I'm going to give this question a yes answer, with a few mandatory requirements. The Roberts is a low pressure cartridge, with top loading manual loads held to under 50,000 psi or cup, which is at the upper limit of real precision cast bullet accuracy from standard rifles. To produce really competitive target accuracy with cast at high velocity, a special throat is required with bullets bumped, or swaged to a precise fit to that throat, and with only the gas check outside the throat and in the case neck. Quite a few Cast Bullet Association records have been set with bullets of this type, many of them from LBT molds. Some of these boys are pushing their lead out at over 2600 fps, and using the highest quality barrels they can lay hands on.

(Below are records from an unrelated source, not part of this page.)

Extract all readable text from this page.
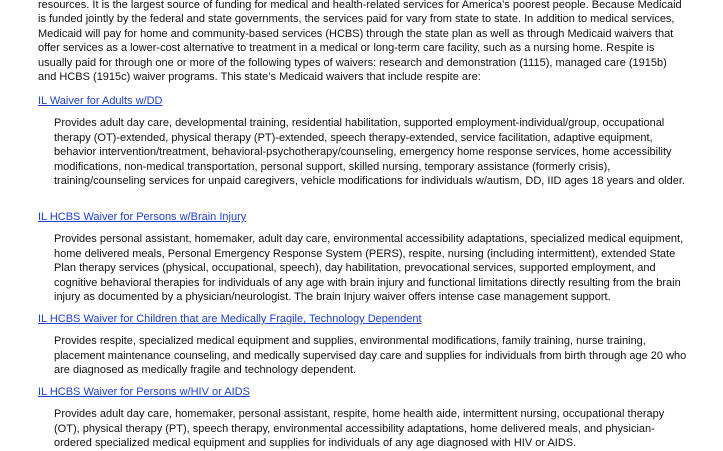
resources. It is the largest source of funding for medical and health-related services for America’s poorest people. Because Medicaid is funded jointly by the federal and state governments, the services paid for vary from state to state. In addition to medical services, Medicaid will pay for home and community-based services (HCBS) through the state plan as well as through Medicaid waivers that offer services as a lower-cost alternative to treatment in a medical or long-term care facility, such as a nursing home. Respite is usually paid for through one or more of the following types of waivers: research and demonstration (1115), managed care (1915b) and HCBS (1915c) waiver programs. This state’s Medicaid waivers that include respite are:

IL Waiver for Adults w/DD

Provides adult day care, developmental training, residential habilitation, supported employment-individual/group, occupational therapy (OT)-extended, physical therapy (PT)-extended, speech therapy-extended, service facilitation, adaptive equipment, behavior intervention/treatment, behavioral-psychotherapy/counseling, emergency home response services, home accessibility modifications, non-medical transportation, personal support, skilled nursing, temporary assistance (formerly crisis), training/counseling services for unpaid caregivers, vehicle modifications for individuals w/autism, DD, IID ages 18 years and older.

IL HCBS Waiver for Persons w/Brain Injury

Provides personal assistant, homemaker, adult day care, environmental accessibility adaptations, specialized medical equipment, home delivered meals, Personal Emergency Response System (PERS), respite, nursing (including intermittent), extended State Plan therapy services (physical, occupational, speech), day habilitation, prevocational services, supported employment, and cognitive behavioral therapies for individuals of any age with brain injury and functional limitations directly resulting from the brain injury as documented by a physician/neurologist. The brain Injury waiver offers intense case management support.

IL HCBS Waiver for Children that are Medically Fragile, Technology Dependent

Provides respite, specialized medical equipment and supplies, environmental modifications, family training, nurse training, placement maintenance counseling, and medically supervised day care and supplies for individuals from birth through age 20 who are diagnosed as medically fragile and technology dependent.

IL HCBS Waiver for Persons w/HIV or AIDS

Provides adult day care, homemaker, personal assistant, respite, home health aide, intermittent nursing, occupational therapy (OT), physical therapy (PT), speech therapy, environmental accessibility adaptations, home delivered meals, and physician-ordered specialized medical equipment and supplies for individuals of any age diagnosed with HIV or AIDS.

Ponder how well the bullets are constrained from obturating out of balance with the above setup, and the fact that friction in a super smooth high grade barrel is as low as it is going to get for lead. -- To get close as possible to the CBA bench resters performance using a standard rifle, send me a throat slug from the gun of interest, and provide all the essential measurements and information I ask for. I'll tell you if I think your gun is a good bad or poor candidate, after I look at and measure up the slugs, then I'll make you a bullet that fills your rifles chamber and throat in a way that obturation unbalance is minimized when working at high pressures. Use LBT bullet lubricant, and, if you lap the gun, if push through slugs indicate to you that it needs it, one inch groups at 100 yards, with 2500 fps shouldn't be too difficult to obtain.
Don't even mess with a mass produced bullet design, or any other bullet lube. They are what have convinced the world that only low velocities can produce accuracy with lead.